I worried that I might find myself a critic of my own work and would see flaws. Would want to make changes as I looked at the paintings from this new distance. It didn’t happen. They feel complete and finished to me, and for that I’m grateful. It speaks to growth and satisfaction.

Artists understand that it’s important to know when to stop. When to lift the brush or the palette knife. When to step away and say, “Done.”

Choosing what to include in the show will be a labor of love.

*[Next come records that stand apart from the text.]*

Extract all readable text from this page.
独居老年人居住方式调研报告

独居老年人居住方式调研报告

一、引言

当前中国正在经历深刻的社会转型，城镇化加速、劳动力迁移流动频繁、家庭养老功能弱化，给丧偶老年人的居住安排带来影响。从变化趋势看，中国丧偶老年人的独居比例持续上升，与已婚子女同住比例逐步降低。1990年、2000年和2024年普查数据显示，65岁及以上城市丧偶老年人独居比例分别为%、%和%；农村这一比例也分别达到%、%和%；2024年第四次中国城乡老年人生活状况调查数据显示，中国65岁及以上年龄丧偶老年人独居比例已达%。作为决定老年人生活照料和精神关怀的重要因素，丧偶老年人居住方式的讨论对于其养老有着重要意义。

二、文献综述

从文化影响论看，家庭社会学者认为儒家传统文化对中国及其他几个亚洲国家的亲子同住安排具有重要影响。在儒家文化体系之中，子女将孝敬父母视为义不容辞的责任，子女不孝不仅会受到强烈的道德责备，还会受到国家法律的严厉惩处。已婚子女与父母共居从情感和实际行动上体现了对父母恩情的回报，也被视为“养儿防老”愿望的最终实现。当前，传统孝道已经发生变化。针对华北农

8 thoughts on “Choosing for a Small Exhibition Is a Labor of Love

  1. Thank you, dear Janice…it’s one small step in this new life!
    Love, Molly

  2. No galleries now in Corvallis…this one will be in my new home town…
    Moll

  3. Hi Molly,
    I always appreciate your thoughts on creating art. I’m reminded of some wisdom offered by an instructor in a watercolor class: “It takes two people to create a watercolor. One person to paint and the other person to stop.”